Both National Intelligence Organization (MİT) chief Hakan Fidan and Chief of General Staff Gen. Hulusi Akar made presentations at the cabinet meeting, Ala stated. The meeting came just one day before Prime Minister Binali Yıldırım said on June 21 during an address to his ruling Justice and Development Party (AKP) deputies that military operations against the PKK were over and it was now time for a “second phase” of reconstruction.

“Now the operations are over, there will be physical and social renovation. We are replacing destroyed buildings with more beautiful ones. Work is underway,” Yıldırım said. “As we have ended our operations, there are now some other steps we should take. It’s time to settle accounts with the municipalities supporting terrorism. You transfer the money allocated to you for public services to the terror organization. But we won’t allow this,” he added.

Ala elaborated on a new draft code on local municipalities, which may be submitted to parliament this month. “The core issue here is that [some] municipalities are using their business opportunities for some other goals. You give them the construction materials and they use them to dig trenches or build barricades [against security forces],” he added.

The new code will also include offering citizenship to foreign business people who invest a certain amount of cash in Turkey, Ala said.

The draft was fine-tuned at the June 20 cabinet meeting. Environment and Urban Minister Mehmet Özhaseki, the former mayor of the central Anatolian city of Kayseri, reportedly said at the meeting that governors would be given the authority to warn municipalities over neglected services such as roads or infrastructure and set deadlines. If the targets are still not fulfilled, provincial governor offices will undertake the work, using cash dedicated to municipalities by the state.

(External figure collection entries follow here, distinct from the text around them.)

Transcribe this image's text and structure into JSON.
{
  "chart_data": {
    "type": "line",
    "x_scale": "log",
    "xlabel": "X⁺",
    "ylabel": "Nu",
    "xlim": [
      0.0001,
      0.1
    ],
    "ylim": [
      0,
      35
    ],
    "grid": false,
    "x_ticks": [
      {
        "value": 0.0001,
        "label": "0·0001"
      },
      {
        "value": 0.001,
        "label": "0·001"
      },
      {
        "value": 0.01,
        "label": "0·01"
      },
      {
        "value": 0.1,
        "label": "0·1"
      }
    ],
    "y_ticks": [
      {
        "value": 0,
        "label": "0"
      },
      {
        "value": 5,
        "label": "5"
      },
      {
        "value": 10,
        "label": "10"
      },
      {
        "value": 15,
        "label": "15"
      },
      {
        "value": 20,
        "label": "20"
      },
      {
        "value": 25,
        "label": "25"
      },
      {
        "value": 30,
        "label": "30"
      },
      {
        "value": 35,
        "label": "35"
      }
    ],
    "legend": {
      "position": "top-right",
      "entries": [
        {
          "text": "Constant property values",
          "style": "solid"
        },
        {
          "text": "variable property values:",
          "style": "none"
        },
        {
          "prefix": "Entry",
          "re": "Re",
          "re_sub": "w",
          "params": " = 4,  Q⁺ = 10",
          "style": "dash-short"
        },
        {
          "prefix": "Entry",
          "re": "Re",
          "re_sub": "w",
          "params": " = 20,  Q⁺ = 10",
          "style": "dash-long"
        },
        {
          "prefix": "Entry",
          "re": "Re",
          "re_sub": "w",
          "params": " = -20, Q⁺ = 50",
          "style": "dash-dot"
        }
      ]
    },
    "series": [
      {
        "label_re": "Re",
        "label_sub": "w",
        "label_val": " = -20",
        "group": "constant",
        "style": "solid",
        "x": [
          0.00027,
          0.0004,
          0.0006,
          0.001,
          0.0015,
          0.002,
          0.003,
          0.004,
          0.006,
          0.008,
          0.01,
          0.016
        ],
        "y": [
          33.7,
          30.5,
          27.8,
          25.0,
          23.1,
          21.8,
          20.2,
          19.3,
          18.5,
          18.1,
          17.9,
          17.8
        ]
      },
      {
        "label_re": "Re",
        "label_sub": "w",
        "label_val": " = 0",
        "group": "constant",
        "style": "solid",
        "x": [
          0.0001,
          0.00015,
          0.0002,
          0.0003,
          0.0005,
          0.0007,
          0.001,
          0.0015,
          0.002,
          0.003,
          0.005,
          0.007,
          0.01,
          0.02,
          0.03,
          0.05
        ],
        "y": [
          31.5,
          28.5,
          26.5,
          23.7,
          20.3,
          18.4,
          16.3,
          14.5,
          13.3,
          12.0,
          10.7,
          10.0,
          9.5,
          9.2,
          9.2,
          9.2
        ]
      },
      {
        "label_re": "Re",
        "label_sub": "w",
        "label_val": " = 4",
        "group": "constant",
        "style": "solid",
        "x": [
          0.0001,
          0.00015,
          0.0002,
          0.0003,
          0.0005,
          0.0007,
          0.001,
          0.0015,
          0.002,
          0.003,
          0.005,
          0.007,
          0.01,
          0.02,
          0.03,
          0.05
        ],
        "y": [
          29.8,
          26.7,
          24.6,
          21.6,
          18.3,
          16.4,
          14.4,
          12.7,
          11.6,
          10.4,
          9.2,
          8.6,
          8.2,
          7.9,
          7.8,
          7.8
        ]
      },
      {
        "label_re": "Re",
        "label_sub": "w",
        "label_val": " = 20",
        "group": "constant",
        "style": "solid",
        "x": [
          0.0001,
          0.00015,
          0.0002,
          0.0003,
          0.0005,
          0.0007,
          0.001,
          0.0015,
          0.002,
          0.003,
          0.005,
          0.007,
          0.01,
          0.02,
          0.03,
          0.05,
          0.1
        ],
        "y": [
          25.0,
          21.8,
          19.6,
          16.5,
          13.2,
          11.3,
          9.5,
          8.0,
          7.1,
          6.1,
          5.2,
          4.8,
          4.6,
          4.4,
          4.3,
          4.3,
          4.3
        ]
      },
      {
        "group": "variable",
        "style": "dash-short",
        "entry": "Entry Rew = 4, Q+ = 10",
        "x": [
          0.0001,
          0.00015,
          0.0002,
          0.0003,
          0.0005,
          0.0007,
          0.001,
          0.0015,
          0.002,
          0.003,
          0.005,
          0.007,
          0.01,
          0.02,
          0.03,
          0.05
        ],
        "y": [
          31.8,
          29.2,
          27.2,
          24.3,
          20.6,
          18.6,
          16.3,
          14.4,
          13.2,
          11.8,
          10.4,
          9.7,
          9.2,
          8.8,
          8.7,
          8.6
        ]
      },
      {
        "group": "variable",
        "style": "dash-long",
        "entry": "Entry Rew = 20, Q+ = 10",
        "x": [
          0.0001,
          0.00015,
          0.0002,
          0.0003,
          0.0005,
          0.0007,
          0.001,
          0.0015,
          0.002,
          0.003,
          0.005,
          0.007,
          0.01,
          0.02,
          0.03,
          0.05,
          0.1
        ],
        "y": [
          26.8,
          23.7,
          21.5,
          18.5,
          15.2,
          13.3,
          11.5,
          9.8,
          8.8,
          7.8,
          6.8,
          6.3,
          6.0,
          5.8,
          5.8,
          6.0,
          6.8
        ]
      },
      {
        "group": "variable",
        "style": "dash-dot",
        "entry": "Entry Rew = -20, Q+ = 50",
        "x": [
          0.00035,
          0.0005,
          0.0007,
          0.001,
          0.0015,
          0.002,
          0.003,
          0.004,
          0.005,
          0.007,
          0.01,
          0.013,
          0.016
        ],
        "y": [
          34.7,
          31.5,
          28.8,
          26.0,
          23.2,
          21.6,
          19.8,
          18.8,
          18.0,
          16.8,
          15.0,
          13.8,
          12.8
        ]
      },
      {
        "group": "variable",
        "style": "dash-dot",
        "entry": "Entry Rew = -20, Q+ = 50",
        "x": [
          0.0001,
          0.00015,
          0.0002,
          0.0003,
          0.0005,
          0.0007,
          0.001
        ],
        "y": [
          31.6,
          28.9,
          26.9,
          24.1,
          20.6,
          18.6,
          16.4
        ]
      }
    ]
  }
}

In addition, the Interior Ministry will be authorized to appoint mayors to replace those who are dismissed, upon offers by the governors. Amid plans to take legal action against municipalities and mayors from Turkey’s Kurdish problem-focused Peoples’ Democratic Party (HDP) and its sister party, the Democratic Regions Party (DBP), the co-chair of the HDP urged on its electorate to “stand up” to defend the municipalities to which they are elected.

“Inspectors who are conducting investigations in our municipalities would disclose their findings if they had a conscience. They have been investigating for years. There is not a single [piece of] evidence,” HDP co-chair Selahattin Demirtaş said on June 21 at a parliamentary group meeting of his party. Numerous mayors from the HDP and the DBP have been suspended and detained, while many municipalities under the DBP have been subjected to investigations on charges related to “supporting autonomy,” “maintaining a co-chair structure,” and “terrorism.”

Meanwhile, a military source told Hürriyet that the target of the recent operations in Diyarbakır was to hit the drug trade along with destroying the explosive depots of the PKK. The source said the PKK had vast cannabis fields in the region. Since the start of the week, a vast anti-terror operation is ongoing in 25 villages in Diyarbakır after the declaration of curfews there.

Turkish fighter jets hit more targets of the PKK in southeastern Turkey and in northern Iraq on June 21, the military said in a statement on June 22.    The Turkish Armed Forces hit the Zab and Metina regions of northern Iraq, destroying 15 PKK targets, including shelters, hideouts, and ammunition dumps, according to the statement.      Separate airstrikes were carried out in Turkey’s southeastern provinces of Diyarbakır and Hakkari on June 21, where destroyed 20 PKK targets were destroyed, it also stated.